Let us have no doubt about it: something tremendous and unprecedented
has to be accomplished here. Does any thinking man believe that when
the social order of the world has collapsed, when a country of the
importance of Germany has lost the very basis of its existence, when
the development of centuries is broken off, its faculties and its
traditions emptied of value and repudiated--does any man really
believe that by means of certain clauses in a Constitution a few
confiscations, socializations and rises in wages, a nation of sixty
millions can be endowed with a new historical reason for existence?
Why is not the negro republic of Liberia ahead of all of us?
Our character is weak on the side of will, and our former lords say
that we are good for nothing except under strict discipline
administered by dynasts and hereditary nobles. If that is true, it is
all over with us; unless some dictator shall take pity on us and give
us a modest place among the nations with a great past and a small
future. If we are worthy of our name we must be born again of the
Spirit. Merely to conceive this is in itself an achievement for a
people; to carry it out, to embody the conception in a new order of
society, is at once a test and an achievement.

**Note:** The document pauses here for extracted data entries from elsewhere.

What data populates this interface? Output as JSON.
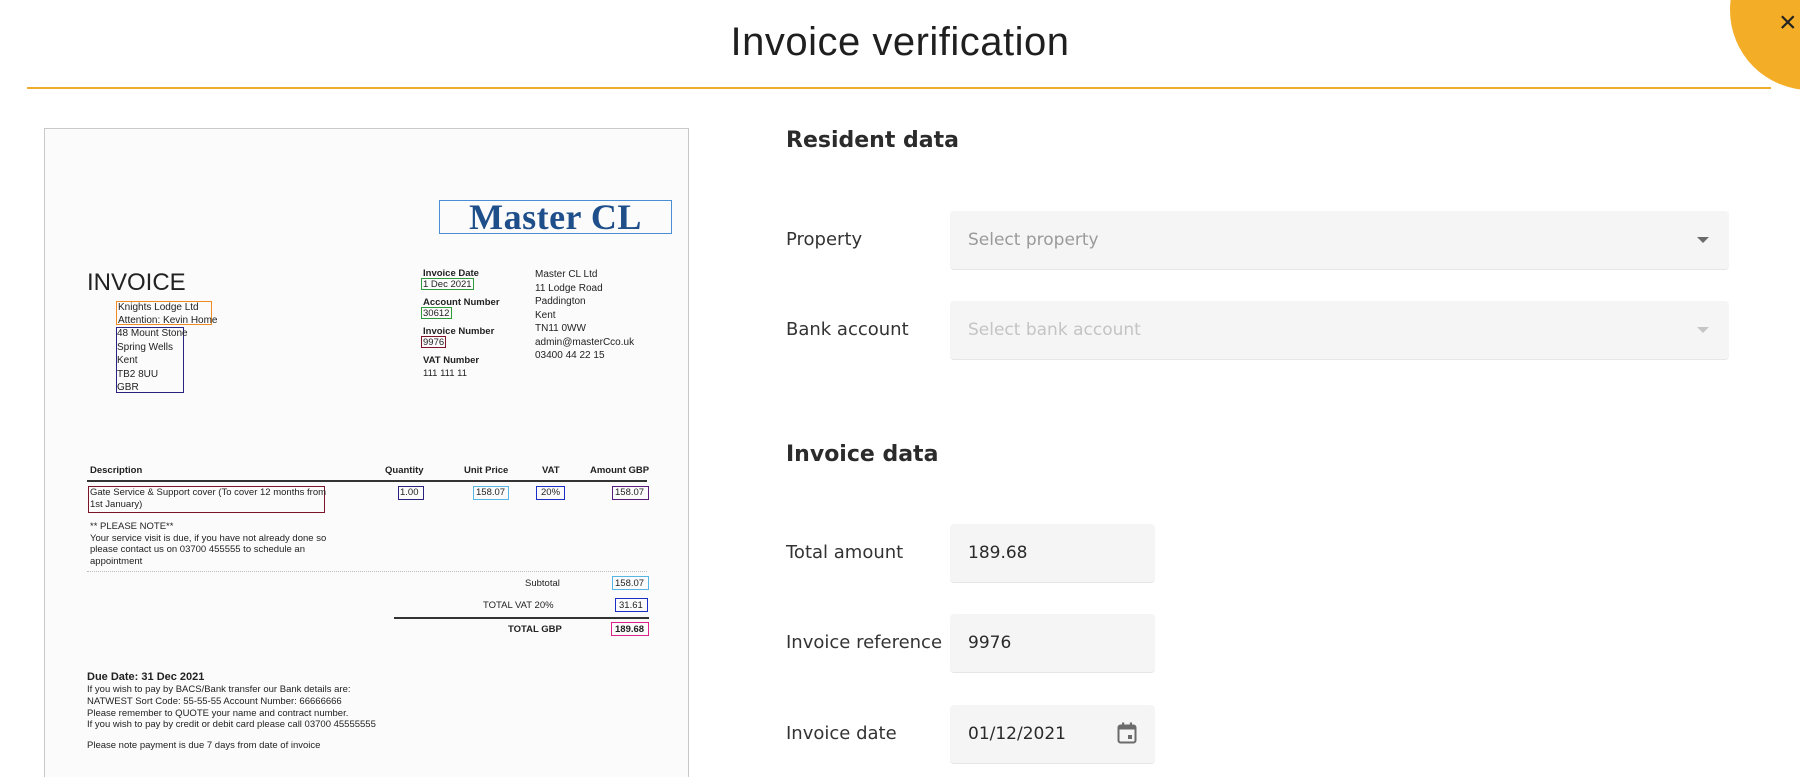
{
  "header": {
    "title": "Invoice verification",
    "close_glyph": "×"
  },
  "document": {
    "logo_text": "Master CL",
    "heading": "INVOICE",
    "addressee": {
      "company": "Knights Lodge Ltd",
      "attention": "Attention: Kevin Home",
      "address_lines": [
        "48 Mount Stone",
        "Spring Wells",
        "Kent",
        "TB2 8UU",
        "GBR"
      ]
    },
    "meta": {
      "invoice_date_label": "Invoice Date",
      "invoice_date": "1 Dec 2021",
      "account_number_label": "Account Number",
      "account_number": "30612",
      "invoice_number_label": "Invoice Number",
      "invoice_number": "9976",
      "vat_number_label": "VAT Number",
      "vat_number": "111 111 11"
    },
    "sender": {
      "lines": [
        "Master CL Ltd",
        "11 Lodge Road",
        "Paddington",
        "Kent",
        "TN11 0WW",
        "admin@masterCco.uk",
        "03400 44 22 15"
      ]
    },
    "table": {
      "headers": [
        "Description",
        "Quantity",
        "Unit Price",
        "VAT",
        "Amount GBP"
      ],
      "row": {
        "description_line1": "Gate Service & Support cover (To cover 12 months from",
        "description_line2": "1st January)",
        "quantity": "1.00",
        "unit_price": "158.07",
        "vat": "20%",
        "amount": "158.07"
      },
      "note": [
        "** PLEASE NOTE**",
        "Your service visit is due, if you have not already done so",
        "please contact us on 03700 455555 to schedule an",
        "appointment"
      ]
    },
    "totals": {
      "subtotal_label": "Subtotal",
      "subtotal": "158.07",
      "total_vat_label": "TOTAL VAT  20%",
      "total_vat": "31.61",
      "total_label": "TOTAL GBP",
      "total": "189.68"
    },
    "footer": {
      "due_date": "Due Date: 31 Dec 2021",
      "lines": [
        "If you wish to pay by BACS/Bank transfer our Bank details are:",
        "NATWEST Sort Code: 55-55-55 Account Number: 66666666",
        "Please remember to QUOTE your name and contract number.",
        "If you wish to pay by credit or debit card please call 03700 45555555"
      ],
      "payment_note": "Please note payment is due 7 days from date of invoice"
    }
  },
  "resident": {
    "section_title": "Resident data",
    "property_label": "Property",
    "property_placeholder": "Select property",
    "bank_label": "Bank account",
    "bank_placeholder": "Select bank account"
  },
  "invoice": {
    "section_title": "Invoice data",
    "total_label": "Total amount",
    "total_value": "189.68",
    "reference_label": "Invoice reference",
    "reference_value": "9976",
    "date_label": "Invoice date",
    "date_value": "01/12/2021"
  },
  "colors": {
    "accent": "#f3ad26",
    "box_orange": "#f08a24",
    "box_green": "#2e9a3a",
    "box_darkred": "#7a1428",
    "box_navy": "#2b2280",
    "box_blue": "#1b2ec8",
    "box_lightblue": "#55b6e6",
    "box_purple": "#5a1a7a",
    "box_magenta": "#e0208a"
  },
  "icons": {
    "close": "close-icon",
    "dropdown": "chevron-down-icon",
    "calendar": "calendar-icon"
  }
}
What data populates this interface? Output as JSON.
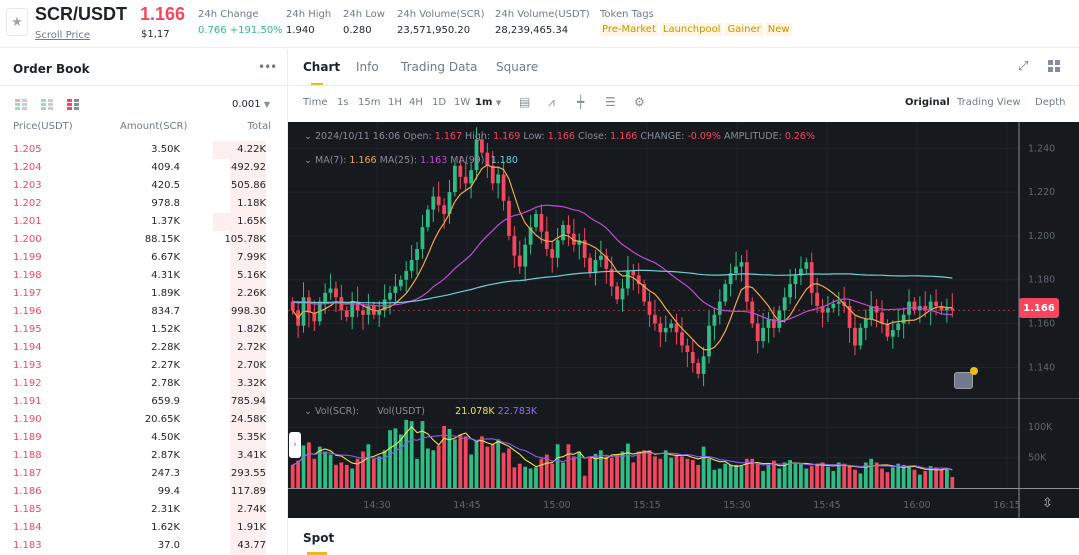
{
  "header": {
    "pair": "SCR/USDT",
    "subtitle_link": "Scroll Price",
    "last_price": "1.166",
    "last_price_usd": "$1,17",
    "stats": [
      {
        "label": "24h Change",
        "value": "0.766 +191.50%"
      },
      {
        "label": "24h High",
        "value": "1.940"
      },
      {
        "label": "24h Low",
        "value": "0.280"
      },
      {
        "label": "24h Volume(SCR)",
        "value": "23,571,950.20"
      },
      {
        "label": "24h Volume(USDT)",
        "value": "28,239,465.34"
      }
    ],
    "token_tags_label": "Token Tags",
    "token_tags": [
      "Pre-Market",
      "Launchpool",
      "Gainer",
      "New"
    ]
  },
  "order_book": {
    "title": "Order Book",
    "more_icon": "more-dots-icon",
    "precision": "0.001",
    "columns": [
      "Price(USDT)",
      "Amount(SCR)",
      "Total"
    ],
    "asks": [
      {
        "price": "1.205",
        "amount": "3.50K",
        "total": "4.22K",
        "depth": 0.22
      },
      {
        "price": "1.204",
        "amount": "409.4",
        "total": "492.92",
        "depth": 0.15
      },
      {
        "price": "1.203",
        "amount": "420.5",
        "total": "505.86",
        "depth": 0.15
      },
      {
        "price": "1.202",
        "amount": "978.8",
        "total": "1.18K",
        "depth": 0.15
      },
      {
        "price": "1.201",
        "amount": "1.37K",
        "total": "1.65K",
        "depth": 0.22
      },
      {
        "price": "1.200",
        "amount": "88.15K",
        "total": "105.78K",
        "depth": 0.15
      },
      {
        "price": "1.199",
        "amount": "6.67K",
        "total": "7.99K",
        "depth": 0.15
      },
      {
        "price": "1.198",
        "amount": "4.31K",
        "total": "5.16K",
        "depth": 0.15
      },
      {
        "price": "1.197",
        "amount": "1.89K",
        "total": "2.26K",
        "depth": 0.15
      },
      {
        "price": "1.196",
        "amount": "834.7",
        "total": "998.30",
        "depth": 0.15
      },
      {
        "price": "1.195",
        "amount": "1.52K",
        "total": "1.82K",
        "depth": 0.15
      },
      {
        "price": "1.194",
        "amount": "2.28K",
        "total": "2.72K",
        "depth": 0.15
      },
      {
        "price": "1.193",
        "amount": "2.27K",
        "total": "2.70K",
        "depth": 0.15
      },
      {
        "price": "1.192",
        "amount": "2.78K",
        "total": "3.32K",
        "depth": 0.15
      },
      {
        "price": "1.191",
        "amount": "659.9",
        "total": "785.94",
        "depth": 0.15
      },
      {
        "price": "1.190",
        "amount": "20.65K",
        "total": "24.58K",
        "depth": 0.15
      },
      {
        "price": "1.189",
        "amount": "4.50K",
        "total": "5.35K",
        "depth": 0.15
      },
      {
        "price": "1.188",
        "amount": "2.87K",
        "total": "3.41K",
        "depth": 0.15
      },
      {
        "price": "1.187",
        "amount": "247.3",
        "total": "293.55",
        "depth": 0.15
      },
      {
        "price": "1.186",
        "amount": "99.4",
        "total": "117.89",
        "depth": 0.15
      },
      {
        "price": "1.185",
        "amount": "2.31K",
        "total": "2.74K",
        "depth": 0.15
      },
      {
        "price": "1.184",
        "amount": "1.62K",
        "total": "1.91K",
        "depth": 0.15
      },
      {
        "price": "1.183",
        "amount": "37.0",
        "total": "43.77",
        "depth": 0.15
      }
    ]
  },
  "tabs": [
    "Chart",
    "Info",
    "Trading Data",
    "Square"
  ],
  "active_tab": "Chart",
  "toolbar": {
    "timeframes": [
      "Time",
      "1s",
      "15m",
      "1H",
      "4H",
      "1D",
      "1W",
      "1m"
    ],
    "active_timeframe": "1m",
    "views": [
      "Original",
      "Trading View",
      "Depth"
    ],
    "active_view": "Original"
  },
  "chart_legend": {
    "datetime": "2024/10/11 16:06",
    "open_label": "Open:",
    "open": "1.167",
    "high_label": "High:",
    "high": "1.169",
    "low_label": "Low:",
    "low": "1.166",
    "close_label": "Close:",
    "close": "1.166",
    "change_label": "CHANGE:",
    "change": "-0.09%",
    "amplitude_label": "AMPLITUDE:",
    "amplitude": "0.26%",
    "ma7_label": "MA(7):",
    "ma7": "1.166",
    "ma25_label": "MA(25):",
    "ma25": "1.163",
    "ma99_label": "MA(99):",
    "ma99": "1.180",
    "vol_scr_label": "Vol(SCR):",
    "vol_usdt_label": "Vol(USDT)",
    "vol_ma1": "21.078K",
    "vol_ma2": "22.783K"
  },
  "current_price_tag": "1.166",
  "spot_label": "Spot",
  "colors": {
    "up": "#2ebd85",
    "down": "#f6465d",
    "accent": "#f0b90b",
    "ma7": "#f0a84a",
    "ma25": "#c04bd3",
    "ma99": "#6ed0d6",
    "vol_ma1": "#f0e34a",
    "vol_ma2": "#8a5cf0"
  },
  "chart_data": {
    "type": "candlestick",
    "interval": "1m",
    "price_axis": {
      "ticks": [
        "1.240",
        "1.220",
        "1.200",
        "1.180",
        "1.160",
        "1.140"
      ],
      "range": [
        1.126,
        1.252
      ]
    },
    "volume_axis": {
      "ticks": [
        "100K",
        "50K"
      ],
      "range": [
        0,
        125000
      ]
    },
    "time_axis": {
      "ticks": [
        "14:30",
        "14:45",
        "15:00",
        "15:15",
        "15:30",
        "15:45",
        "16:00",
        "16:15"
      ]
    },
    "closes": [
      1.166,
      1.159,
      1.172,
      1.165,
      1.161,
      1.17,
      1.174,
      1.176,
      1.172,
      1.166,
      1.163,
      1.17,
      1.166,
      1.164,
      1.168,
      1.164,
      1.166,
      1.171,
      1.174,
      1.177,
      1.18,
      1.184,
      1.189,
      1.194,
      1.204,
      1.212,
      1.218,
      1.214,
      1.21,
      1.22,
      1.232,
      1.227,
      1.224,
      1.23,
      1.244,
      1.238,
      1.232,
      1.224,
      1.228,
      1.216,
      1.2,
      1.191,
      1.186,
      1.196,
      1.204,
      1.21,
      1.202,
      1.194,
      1.19,
      1.198,
      1.205,
      1.201,
      1.196,
      1.198,
      1.19,
      1.183,
      1.189,
      1.191,
      1.185,
      1.177,
      1.171,
      1.176,
      1.184,
      1.182,
      1.178,
      1.17,
      1.164,
      1.16,
      1.156,
      1.158,
      1.16,
      1.156,
      1.15,
      1.147,
      1.142,
      1.137,
      1.145,
      1.159,
      1.164,
      1.17,
      1.178,
      1.183,
      1.186,
      1.188,
      1.17,
      1.16,
      1.152,
      1.158,
      1.162,
      1.158,
      1.166,
      1.172,
      1.178,
      1.182,
      1.185,
      1.188,
      1.174,
      1.168,
      1.165,
      1.167,
      1.169,
      1.17,
      1.168,
      1.158,
      1.15,
      1.158,
      1.162,
      1.168,
      1.165,
      1.16,
      1.154,
      1.157,
      1.16,
      1.164,
      1.17,
      1.166,
      1.168,
      1.166,
      1.17,
      1.168,
      1.166,
      1.167,
      1.166
    ],
    "volumes": [
      38000,
      45000,
      70000,
      75000,
      48000,
      68000,
      60000,
      55000,
      38000,
      42000,
      38000,
      32000,
      48000,
      60000,
      72000,
      48000,
      52000,
      62000,
      95000,
      98000,
      88000,
      112000,
      110000,
      48000,
      110000,
      65000,
      62000,
      70000,
      102000,
      97000,
      80000,
      88000,
      85000,
      55000,
      78000,
      85000,
      68000,
      72000,
      80000,
      58000,
      65000,
      34000,
      40000,
      35000,
      32000,
      34000,
      48000,
      55000,
      40000,
      72000,
      42000,
      72000,
      52000,
      60000,
      20000,
      52000,
      56000,
      62000,
      52000,
      50000,
      55000,
      60000,
      73000,
      42000,
      60000,
      62000,
      62000,
      52000,
      48000,
      62000,
      50000,
      55000,
      52000,
      48000,
      46000,
      38000,
      68000,
      48000,
      30000,
      32000,
      40000,
      38000,
      38000,
      36000,
      48000,
      48000,
      40000,
      28000,
      38000,
      45000,
      32000,
      42000,
      46000,
      42000,
      40000,
      32000,
      36000,
      40000,
      42000,
      35000,
      28000,
      42000,
      40000,
      36000,
      30000,
      24000,
      42000,
      48000,
      42000,
      32000,
      26000,
      34000,
      40000,
      38000,
      36000,
      30000,
      22000,
      28000,
      36000,
      34000,
      30000,
      32000,
      18000
    ]
  }
}
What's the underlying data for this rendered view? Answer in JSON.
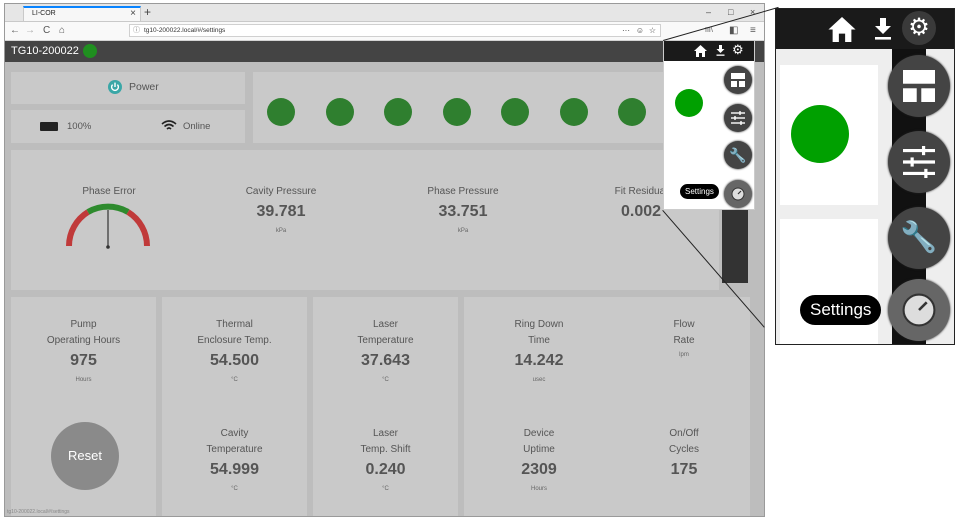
{
  "browser": {
    "tab_title": "LI-COR",
    "tab_close": "×",
    "new_tab": "+",
    "url": "tg10-200022.local/#/settings",
    "status_url": "tg10-200022.local/#/settings",
    "nav": {
      "back": "←",
      "forward": "→",
      "reload": "C",
      "home": "⌂"
    },
    "url_actions": {
      "more": "···",
      "pocket": "☺",
      "star": "☆"
    },
    "window_controls": {
      "minimize": "–",
      "maximize": "□",
      "close": "×"
    },
    "toolbar_icons": {
      "library": "III\\",
      "sidebar": "◧",
      "menu": "≡"
    }
  },
  "app": {
    "device_name": "TG10-200022",
    "status_color": "#1f8f1f",
    "power_label": "Power",
    "battery_label": "100%",
    "network_label": "Online",
    "indicator_count": 8,
    "indicator_color": "#2f7f2f",
    "highlight_indicator_color": "#00a000",
    "gauges": {
      "phase_error": {
        "label": "Phase Error"
      },
      "cavity_pressure": {
        "label": "Cavity Pressure",
        "value": "39.781",
        "unit": "kPa"
      },
      "phase_pressure": {
        "label": "Phase Pressure",
        "value": "33.751",
        "unit": "kPa"
      },
      "fit_residual": {
        "label": "Fit Residual",
        "value": "0.002"
      }
    },
    "metrics": {
      "pump_hours": {
        "line1": "Pump",
        "line2": "Operating Hours",
        "value": "975",
        "unit": "Hours"
      },
      "thermal_enclosure": {
        "line1": "Thermal",
        "line2": "Enclosure Temp.",
        "value": "54.500",
        "unit": "°C"
      },
      "laser_temp": {
        "line1": "Laser",
        "line2": "Temperature",
        "value": "37.643",
        "unit": "°C"
      },
      "ring_down": {
        "line1": "Ring Down",
        "line2": "Time",
        "value": "14.242",
        "unit": "usec"
      },
      "flow_rate": {
        "line1": "Flow",
        "line2": "Rate",
        "unit": "lpm"
      },
      "cavity_temp": {
        "line1": "Cavity",
        "line2": "Temperature",
        "value": "54.999",
        "unit": "°C"
      },
      "laser_shift": {
        "line1": "Laser",
        "line2": "Temp. Shift",
        "value": "0.240",
        "unit": "°C"
      },
      "device_uptime": {
        "line1": "Device",
        "line2": "Uptime",
        "value": "2309",
        "unit": "Hours"
      },
      "onoff_cycles": {
        "line1": "On/Off",
        "line2": "Cycles",
        "value": "175"
      }
    },
    "reset_label": "Reset",
    "side_menu": {
      "settings_tooltip": "Settings",
      "items": [
        "layout-icon",
        "sliders-icon",
        "wrench-icon",
        "gauge-icon"
      ]
    }
  },
  "zoom": {
    "settings_tooltip": "Settings"
  }
}
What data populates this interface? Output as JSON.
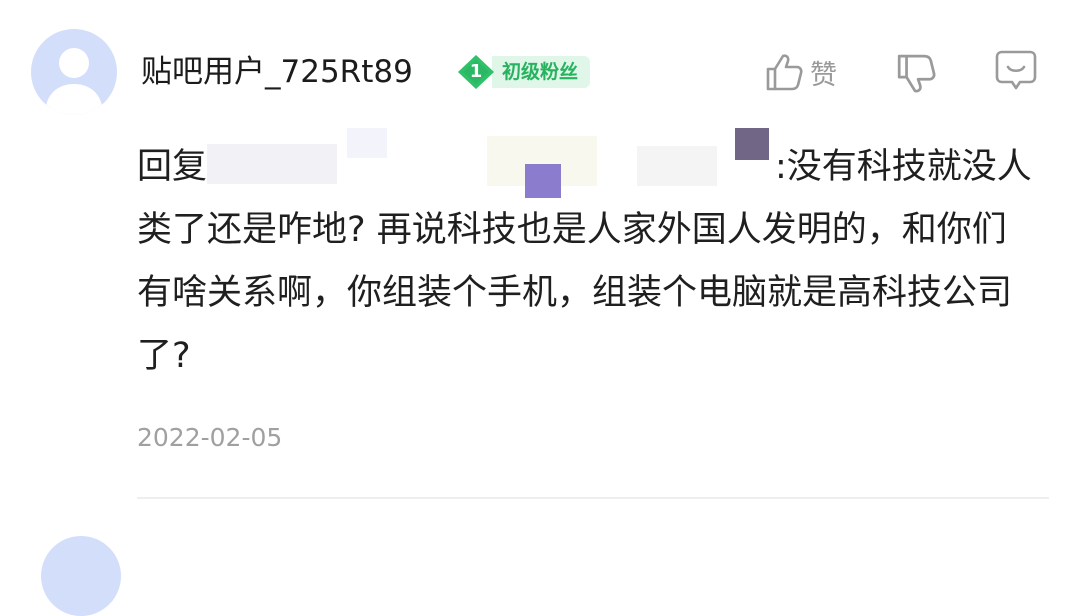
{
  "comment": {
    "username": "贴吧用户_725Rt89",
    "level": {
      "number": "1",
      "label": "初级粉丝",
      "color": "#27b25f"
    },
    "actions": {
      "like_label": "赞",
      "like_icon": "thumbs-up-icon",
      "dislike_icon": "thumbs-down-icon",
      "reply_icon": "reply-icon"
    },
    "body": {
      "prefix": "回复",
      "rest": ":没有科技就没人类了还是咋地? 再说科技也是人家外国人发明的，和你们有啥关系啊，你组装个手机，组装个电脑就是高科技公司了?"
    },
    "date": "2022-02-05"
  },
  "colors": {
    "accent_green": "#27b25f",
    "avatar_bg": "#d2defa",
    "icon_gray": "#9a9a9a"
  }
}
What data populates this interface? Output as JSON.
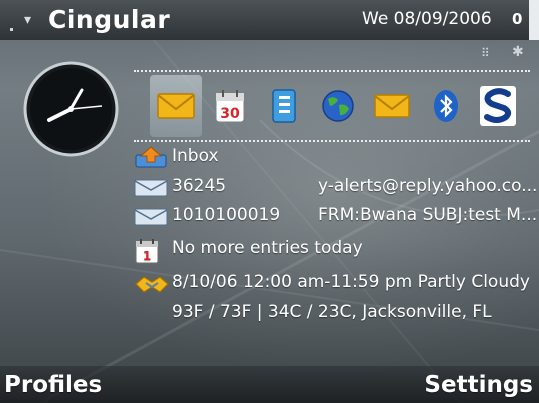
{
  "status_bar": {
    "operator": "Cingular",
    "date": "We 08/09/2006",
    "battery_digit": "0"
  },
  "app_bar": {
    "apps": [
      {
        "name": "messaging",
        "icon": "envelope-icon",
        "selected": true
      },
      {
        "name": "calendar",
        "icon": "calendar-icon",
        "day": "30"
      },
      {
        "name": "contacts",
        "icon": "contacts-icon"
      },
      {
        "name": "web",
        "icon": "globe-icon"
      },
      {
        "name": "email",
        "icon": "envelope-icon"
      },
      {
        "name": "bluetooth",
        "icon": "bluetooth-icon"
      },
      {
        "name": "app",
        "icon": "s-logo-icon"
      }
    ]
  },
  "inbox": {
    "title": "Inbox",
    "messages": [
      {
        "id": "36245",
        "preview": "y-alerts@reply.yahoo.co..."
      },
      {
        "id": "1010100019",
        "preview": "FRM:Bwana SUBJ:test M..."
      }
    ]
  },
  "calendar": {
    "icon_day": "1",
    "text": "No more entries today"
  },
  "weather": {
    "line1": "8/10/06 12:00 am-11:59 pm Partly Cloudy",
    "line2": "93F / 73F | 34C / 23C, Jacksonville, FL"
  },
  "softkeys": {
    "left": "Profiles",
    "right": "Settings"
  },
  "colors": {
    "accent_yellow": "#f2b619",
    "bluetooth_blue": "#1f63c9",
    "text": "#ffffff"
  }
}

Our social ethics must take up a new position. Hitherto--stripping off
the usual rhetorical phrases--it has taken its stand on two effective
and really driving principles, those of Duty and of Success; two
side-views of Individualism. All else, including love of one's
neighbour, sense of solidarity, faith, spiritual cultivation, feeling
for Nature, was (apart from a few lofty spirits) merely subsidiary;
means to an end, convention or falsehood. There were few whose
careers were not influenced by these estimates; the majority of the
upper classes was wholly under their dominion.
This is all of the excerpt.